Yes there were many other traditions and reasons that Christmas finally took hold in America however being I have a love of art and literature, I focus on that aspect.  I also am the daughter of marketing/ad guru and IT guru parents so I see the impact these facets of our life can have on us.  Who in America doesn't know the Coca-Cola Polar Bear??  Americans were 'sold' Christmas.  Is it wrong?

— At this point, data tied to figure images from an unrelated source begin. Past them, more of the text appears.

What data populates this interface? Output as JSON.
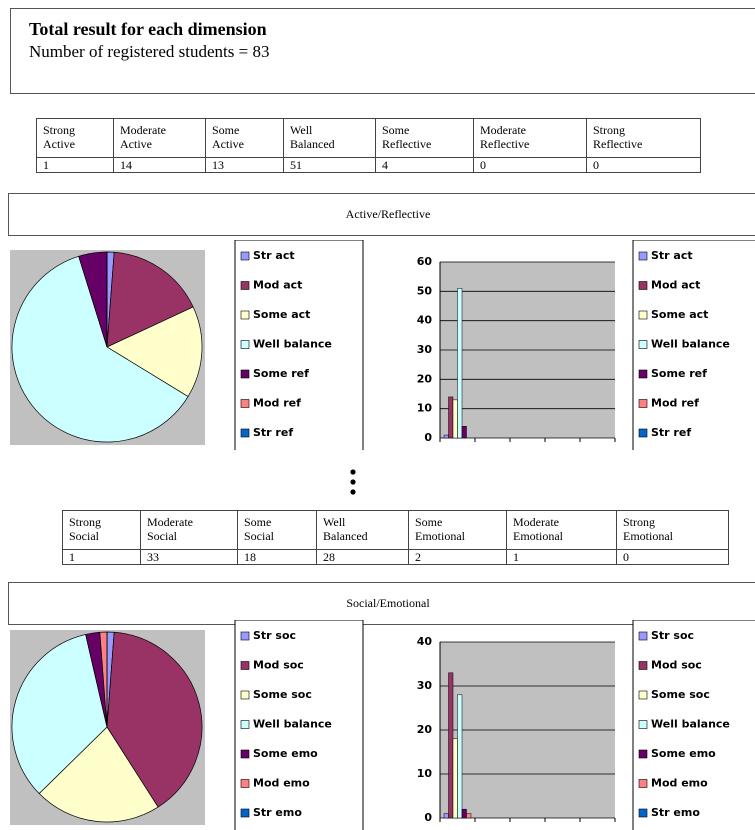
{
  "header": {
    "title": "Total result for each dimension",
    "subtitle": "Number of registered students = 83"
  },
  "sections": [
    {
      "columns": [
        "Strong Active",
        "Moderate Active",
        "Some Active",
        "Well Balanced",
        "Some Reflective",
        "Moderate Reflective",
        "Strong Reflective"
      ],
      "values": [
        1,
        14,
        13,
        51,
        4,
        0,
        0
      ],
      "label": "Active/Reflective",
      "legend": [
        "Str act",
        "Mod act",
        "Some act",
        "Well balance",
        "Some ref",
        "Mod ref",
        "Str ref"
      ],
      "colors": [
        "#9999ff",
        "#993366",
        "#ffffcc",
        "#ccffff",
        "#660066",
        "#ff8080",
        "#0066cc"
      ],
      "ylim": [
        0,
        60
      ],
      "yticks": [
        0,
        10,
        20,
        30,
        40,
        50,
        60
      ]
    },
    {
      "columns": [
        "Strong Social",
        "Moderate Social",
        "Some Social",
        "Well Balanced",
        "Some Emotional",
        "Moderate Emotional",
        "Strong Emotional"
      ],
      "values": [
        1,
        33,
        18,
        28,
        2,
        1,
        0
      ],
      "label": "Social/Emotional",
      "legend": [
        "Str soc",
        "Mod soc",
        "Some soc",
        "Well balance",
        "Some emo",
        "Mod emo",
        "Str emo"
      ],
      "colors": [
        "#9999ff",
        "#993366",
        "#ffffcc",
        "#ccffff",
        "#660066",
        "#ff8080",
        "#0066cc"
      ],
      "ylim": [
        0,
        40
      ],
      "yticks": [
        0,
        10,
        20,
        30,
        40
      ]
    }
  ]
}
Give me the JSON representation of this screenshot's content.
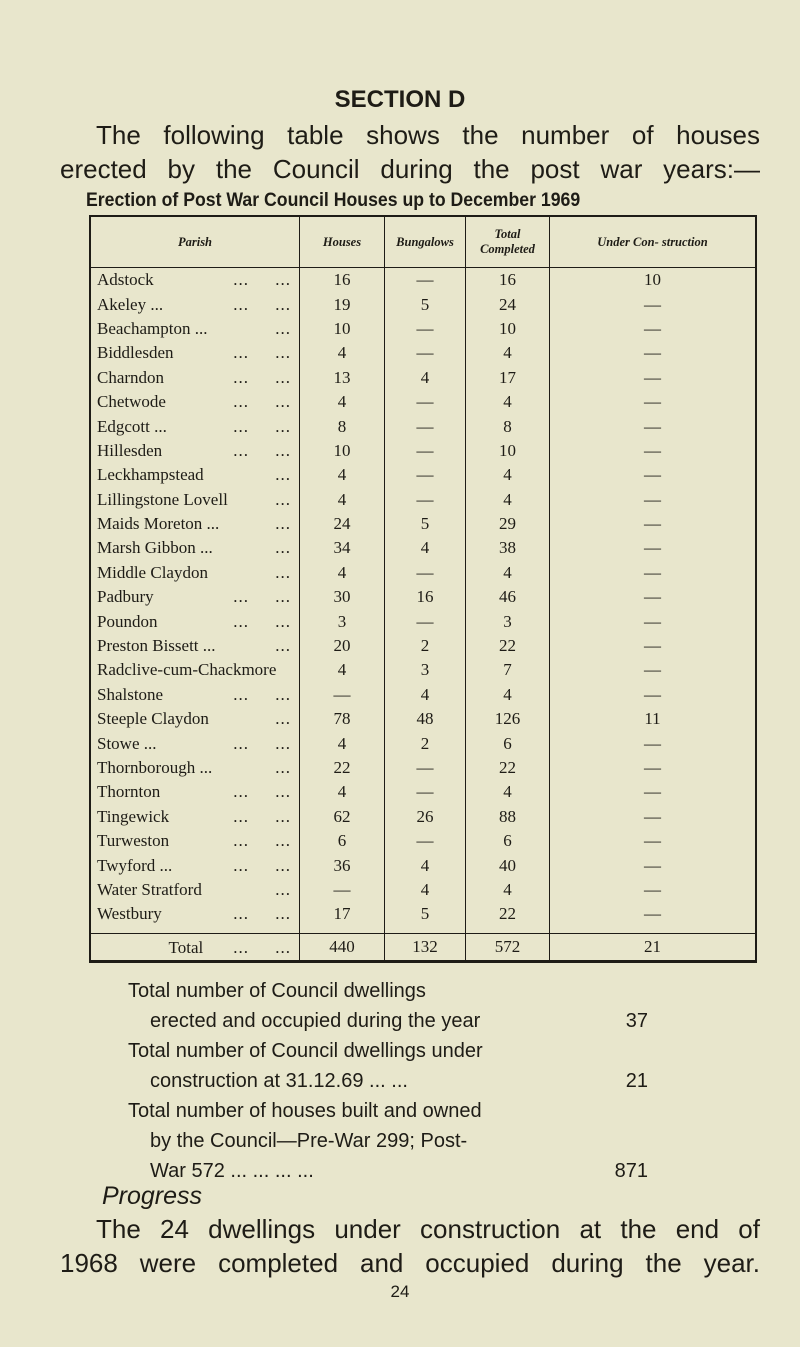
{
  "section_title": "SECTION D",
  "intro": [
    "The following table shows the number of houses",
    "erected by the Council during the post war years:—"
  ],
  "table_caption": "Erection of Post War Council Houses up to December 1969",
  "table": {
    "headers": [
      "Parish",
      "Houses",
      "Bungalows",
      "Total Completed",
      "Under Con- struction"
    ],
    "rows": [
      {
        "parish": "Adstock",
        "dots": "...     ...",
        "houses": "16",
        "bungalows": "—",
        "total": "16",
        "under": "10"
      },
      {
        "parish": "Akeley ...",
        "dots": "...     ...",
        "houses": "19",
        "bungalows": "5",
        "total": "24",
        "under": "—"
      },
      {
        "parish": "Beachampton ...",
        "dots": "...",
        "houses": "10",
        "bungalows": "—",
        "total": "10",
        "under": "—"
      },
      {
        "parish": "Biddlesden",
        "dots": "...     ...",
        "houses": "4",
        "bungalows": "—",
        "total": "4",
        "under": "—"
      },
      {
        "parish": "Charndon",
        "dots": "...     ...",
        "houses": "13",
        "bungalows": "4",
        "total": "17",
        "under": "—"
      },
      {
        "parish": "Chetwode",
        "dots": "...     ...",
        "houses": "4",
        "bungalows": "—",
        "total": "4",
        "under": "—"
      },
      {
        "parish": "Edgcott ...",
        "dots": "...     ...",
        "houses": "8",
        "bungalows": "—",
        "total": "8",
        "under": "—"
      },
      {
        "parish": "Hillesden",
        "dots": "...     ...",
        "houses": "10",
        "bungalows": "—",
        "total": "10",
        "under": "—"
      },
      {
        "parish": "Leckhampstead",
        "dots": "...",
        "houses": "4",
        "bungalows": "—",
        "total": "4",
        "under": "—"
      },
      {
        "parish": "Lillingstone Lovell",
        "dots": "...",
        "houses": "4",
        "bungalows": "—",
        "total": "4",
        "under": "—"
      },
      {
        "parish": "Maids Moreton ...",
        "dots": "...",
        "houses": "24",
        "bungalows": "5",
        "total": "29",
        "under": "—"
      },
      {
        "parish": "Marsh Gibbon ...",
        "dots": "...",
        "houses": "34",
        "bungalows": "4",
        "total": "38",
        "under": "—"
      },
      {
        "parish": "Middle Claydon",
        "dots": "...",
        "houses": "4",
        "bungalows": "—",
        "total": "4",
        "under": "—"
      },
      {
        "parish": "Padbury",
        "dots": "...     ...",
        "houses": "30",
        "bungalows": "16",
        "total": "46",
        "under": "—"
      },
      {
        "parish": "Poundon",
        "dots": "...     ...",
        "houses": "3",
        "bungalows": "—",
        "total": "3",
        "under": "—"
      },
      {
        "parish": "Preston Bissett ...",
        "dots": "...",
        "houses": "20",
        "bungalows": "2",
        "total": "22",
        "under": "—"
      },
      {
        "parish": "Radclive-cum-Chackmore",
        "dots": "",
        "houses": "4",
        "bungalows": "3",
        "total": "7",
        "under": "—"
      },
      {
        "parish": "Shalstone",
        "dots": "...     ...",
        "houses": "—",
        "bungalows": "4",
        "total": "4",
        "under": "—"
      },
      {
        "parish": "Steeple Claydon",
        "dots": "...",
        "houses": "78",
        "bungalows": "48",
        "total": "126",
        "under": "11"
      },
      {
        "parish": "Stowe ...",
        "dots": "...     ...",
        "houses": "4",
        "bungalows": "2",
        "total": "6",
        "under": "—"
      },
      {
        "parish": "Thornborough ...",
        "dots": "...",
        "houses": "22",
        "bungalows": "—",
        "total": "22",
        "under": "—"
      },
      {
        "parish": "Thornton",
        "dots": "...     ...",
        "houses": "4",
        "bungalows": "—",
        "total": "4",
        "under": "—"
      },
      {
        "parish": "Tingewick",
        "dots": "...     ...",
        "houses": "62",
        "bungalows": "26",
        "total": "88",
        "under": "—"
      },
      {
        "parish": "Turweston",
        "dots": "...     ...",
        "houses": "6",
        "bungalows": "—",
        "total": "6",
        "under": "—"
      },
      {
        "parish": "Twyford ...",
        "dots": "...     ...",
        "houses": "36",
        "bungalows": "4",
        "total": "40",
        "under": "—"
      },
      {
        "parish": "Water Stratford",
        "dots": "...",
        "houses": "—",
        "bungalows": "4",
        "total": "4",
        "under": "—"
      },
      {
        "parish": "Westbury",
        "dots": "...     ...",
        "houses": "17",
        "bungalows": "5",
        "total": "22",
        "under": "—"
      }
    ],
    "total": {
      "label": "Total",
      "dots": "...     ...",
      "houses": "440",
      "bungalows": "132",
      "total": "572",
      "under": "21"
    }
  },
  "summary": [
    {
      "lines": [
        "Total number of Council dwellings",
        "erected and occupied during the year"
      ],
      "value": "37"
    },
    {
      "lines": [
        "Total number of Council dwellings under",
        "construction at 31.12.69  ...  ..."
      ],
      "value": "21"
    },
    {
      "lines": [
        "Total number of houses built and owned",
        "by the Council—Pre-War 299; Post-",
        "War 572  ...  ...  ...  ..."
      ],
      "value": "871"
    }
  ],
  "progress_heading": "Progress",
  "progress_text": [
    "The 24 dwellings under construction at the end of",
    "1968 were completed and occupied during the year."
  ],
  "page_number": "24"
}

Well yes and no... but I am not debating that, just putting up the parts that I enjoy with the art, history, literature, art history, and some extra marketing/ad because I like it and then you can decide....

Egg nog - American
Poinsettias - Mexican
Rudolph - Marketing/Advertising strategy to get shoppers to Montgomery Ward's 1939

Modern Day Rockefeller, Jeniffer Sams 
Today the celebrations have turned to the Holiday Season as Americans are a much more diverse mosaic of cultures, religions, non-religious, and unique individuals residing within the county.  Families are no longer the 'nuclear' family and we are back in a recession - again.  So what are our traditions now during the holidays.... The last decade many have celebrated by sending care packages to the middle east to loved ones in the military, electronics are on most gift lists (or were), communication with family is done via video, we have had to have family dinners with one or two members joining via skype, parties with people joining via skype from other countries, and e-cards rather than hand written cards.

A few things that havent' changed... Love, Joy, Light, Hope, and Happiness..... So practice tolerance because it is likely there are many people being tolerant of you, love yourself so much that you are able to love all others, know that with the Winter Solstice new light comes with each day so hope always abounds, and be happy in every part of your life, this isn't a dress rehearsal.